Saya jadi ingat saat saya masih usia sekolah dasar, setiap ada orang hajat, atau perayaan lain yang cukup meriah, selalu mengadakan hiburan layar tancap.
Penontonnya selalu banyak bahkan dari berbagai penjuru wilayah pada berdatangan. Tidak mengapa pergi setelah isya dan pulang hampir menjelang adzan subuh.
Hiburan layar tancap saat itu favorit tua muda. Berselimut kain sarung mirip orang sedang giliran ronda itu adalah dress code terkenalnya.
Saat itu film yang sering diputar seperti film kolosal, film bergenre musik dangdut, dan beberapa film bertemakan perjuangan. Semua masih terekam baik dalam ingatan.
Bahkan untuk film Si Pitung jawara legenda dari Betawi, saya yang orang Sunda mengetahuinya ya dari film yang diputar di layar tancap itu.
Dari pengalaman itu bisa kita lihat betapa kuatnya pesan yang disampaikan sebuah film. Bisa melekat hingga penontonnya terus mengingat hingga puluhan tahun kemudian. Meski saat ini layar tancap sudah hampir punah, sulit untuk ditemukan.

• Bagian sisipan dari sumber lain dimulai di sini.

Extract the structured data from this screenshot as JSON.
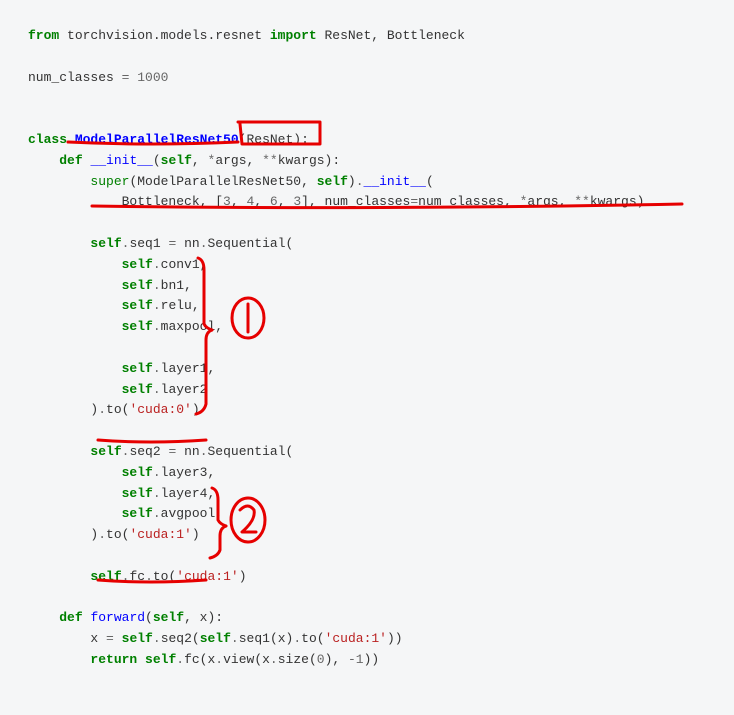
{
  "code": {
    "l1_from": "from",
    "l1_mod": " torchvision.models.resnet ",
    "l1_import": "import",
    "l1_names": " ResNet, Bottleneck",
    "l3_a": "num_classes ",
    "l3_eq": "=",
    "l3_sp": " ",
    "l3_v": "1000",
    "l6_class": "class",
    "l6_sp1": " ",
    "l6_name": "ModelParallelResNet50",
    "l6_paren_o": "(",
    "l6_base": "ResNet",
    "l6_paren_c": ")",
    "l6_colon": ":",
    "l7_indent": "    ",
    "l7_def": "def",
    "l7_sp": " ",
    "l7_init": "__init__",
    "l7_sig_o": "(",
    "l7_self": "self",
    "l7_rest": ", ",
    "l7_star": "*",
    "l7_args": "args, ",
    "l7_dstar": "**",
    "l7_kwargs": "kwargs):",
    "l8_indent": "        ",
    "l8_super": "super",
    "l8_po": "(",
    "l8_cls": "ModelParallelResNet50",
    "l8_mid": ", ",
    "l8_self": "self",
    "l8_pc": ")",
    "l8_dot": ".",
    "l8_init": "__init__",
    "l8_po2": "(",
    "l9_indent": "            ",
    "l9_bottle": "Bottleneck, [",
    "l9_n3": "3",
    "l9_c1": ", ",
    "l9_n4": "4",
    "l9_c2": ", ",
    "l9_n6": "6",
    "l9_c3": ", ",
    "l9_n3b": "3",
    "l9_close": "], num_classes",
    "l9_eq": "=",
    "l9_nc": "num_classes, ",
    "l9_star": "*",
    "l9_args": "args, ",
    "l9_dstar": "**",
    "l9_kwargs": "kwargs)",
    "l11_indent": "        ",
    "l11_self": "self",
    "l11_dot": ".",
    "l11_seq": "seq1 ",
    "l11_eq": "=",
    "l11_r": " nn",
    "l11_dot2": ".",
    "l11_seqfn": "Sequential(",
    "l12_i": "            ",
    "l12_self": "self",
    "l12_d": ".",
    "l12_a": "conv1,",
    "l13_i": "            ",
    "l13_self": "self",
    "l13_d": ".",
    "l13_a": "bn1,",
    "l14_i": "            ",
    "l14_self": "self",
    "l14_d": ".",
    "l14_a": "relu,",
    "l15_i": "            ",
    "l15_self": "self",
    "l15_d": ".",
    "l15_a": "maxpool,",
    "l17_i": "            ",
    "l17_self": "self",
    "l17_d": ".",
    "l17_a": "layer1,",
    "l18_i": "            ",
    "l18_self": "self",
    "l18_d": ".",
    "l18_a": "layer2",
    "l19_i": "        )",
    "l19_d": ".",
    "l19_to": "to(",
    "l19_s": "'cuda:0'",
    "l19_c": ")",
    "l21_i": "        ",
    "l21_self": "self",
    "l21_d": ".",
    "l21_seq": "seq2 ",
    "l21_eq": "=",
    "l21_r": " nn",
    "l21_d2": ".",
    "l21_seqfn": "Sequential(",
    "l22_i": "            ",
    "l22_self": "self",
    "l22_d": ".",
    "l22_a": "layer3,",
    "l23_i": "            ",
    "l23_self": "self",
    "l23_d": ".",
    "l23_a": "layer4,",
    "l24_i": "            ",
    "l24_self": "self",
    "l24_d": ".",
    "l24_a": "avgpool,",
    "l25_i": "        )",
    "l25_d": ".",
    "l25_to": "to(",
    "l25_s": "'cuda:1'",
    "l25_c": ")",
    "l27_i": "        ",
    "l27_self": "self",
    "l27_d": ".",
    "l27_fc": "fc",
    "l27_d2": ".",
    "l27_to": "to(",
    "l27_s": "'cuda:1'",
    "l27_c": ")",
    "l29_i": "    ",
    "l29_def": "def",
    "l29_sp": " ",
    "l29_fwd": "forward",
    "l29_po": "(",
    "l29_self": "self",
    "l29_rest": ", x):",
    "l30_i": "        ",
    "l30_x": "x ",
    "l30_eq": "=",
    "l30_sp": " ",
    "l30_self": "self",
    "l30_d": ".",
    "l30_s2": "seq2(",
    "l30_self2": "self",
    "l30_d2": ".",
    "l30_s1": "seq1(x)",
    "l30_d3": ".",
    "l30_to": "to(",
    "l30_str": "'cuda:1'",
    "l30_c": "))",
    "l31_i": "        ",
    "l31_ret": "return",
    "l31_sp": " ",
    "l31_self": "self",
    "l31_d": ".",
    "l31_fc": "fc(x",
    "l31_d2": ".",
    "l31_v": "view(x",
    "l31_d3": ".",
    "l31_sz": "size(",
    "l31_n0": "0",
    "l31_c1": "), ",
    "l31_neg": "-",
    "l31_n1": "1",
    "l31_c2": "))"
  },
  "annotations": {
    "label1": "1",
    "label2": "2"
  }
}
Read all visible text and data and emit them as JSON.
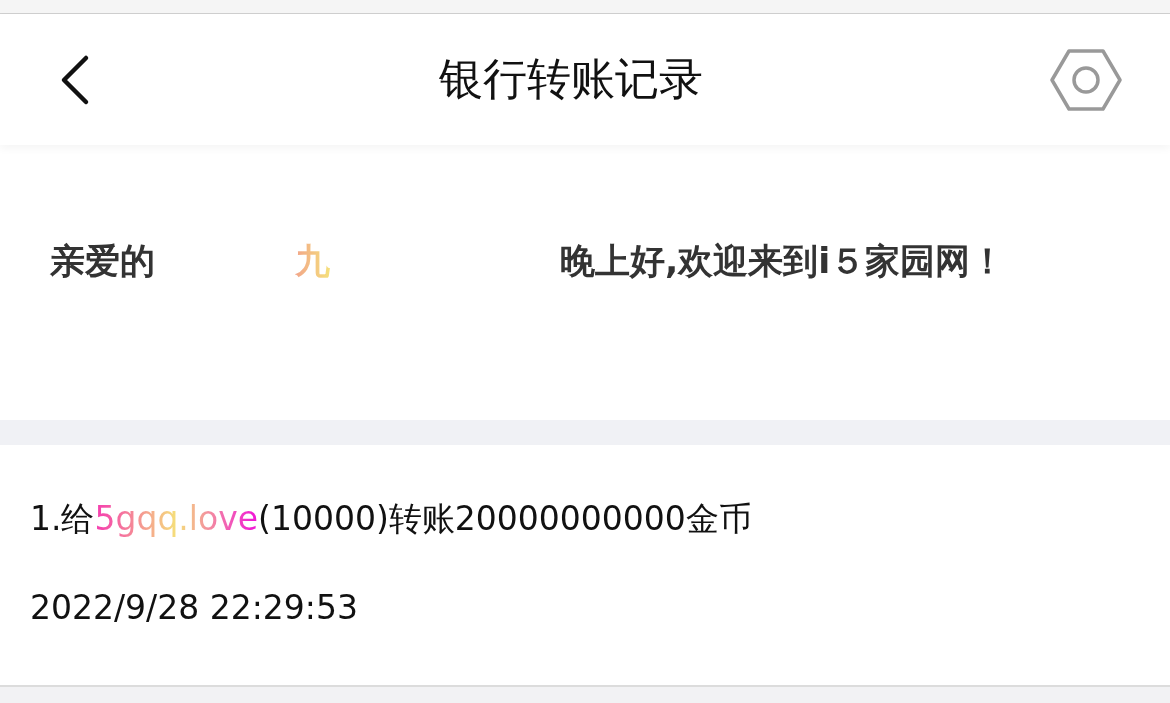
{
  "header": {
    "title": "银行转账记录"
  },
  "greeting": {
    "prefix": "亲爱的",
    "username": "九",
    "suffix": "晚上好,欢迎来到i５家园网！"
  },
  "records": [
    {
      "prefix": "1.给",
      "recipient": "5gqq.love",
      "suffix": "(10000)转账20000000000金币",
      "time": "2022/9/28 22:29:53"
    }
  ]
}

Jika layar tancap bisa diterima masyarakat, kenapa bioskop tidak? Bukankah keduanya memiliki persamaan? Meski ada sisi buruknya, kenapa tidak diangkat saja sisi baiknya?
Penyampaian pesan melalui film itu tadi contohnya. Jika pesan baik disampaikan melalui film, pastinya anak muda tidak akan merasa digurui.
Syukur-syukur bisa menerima seperti halnya orang jaman dulu yang tetap mengingat (amanat atau pesan) film yang dilihat di layar tancap. Okelah mungkin film jaman sekarang beda dengan film jaman dahulu.
Nah bukankah justru peran pemerintah dan ketegasannya di sini yang diperlukan? Buat aturan atau sensor ketat sehingga produser bisa menghasilkan film yang tidak menyalahi adat istiadat, tata krama dan sopan santun adat budaya ketimuran bangsa kita.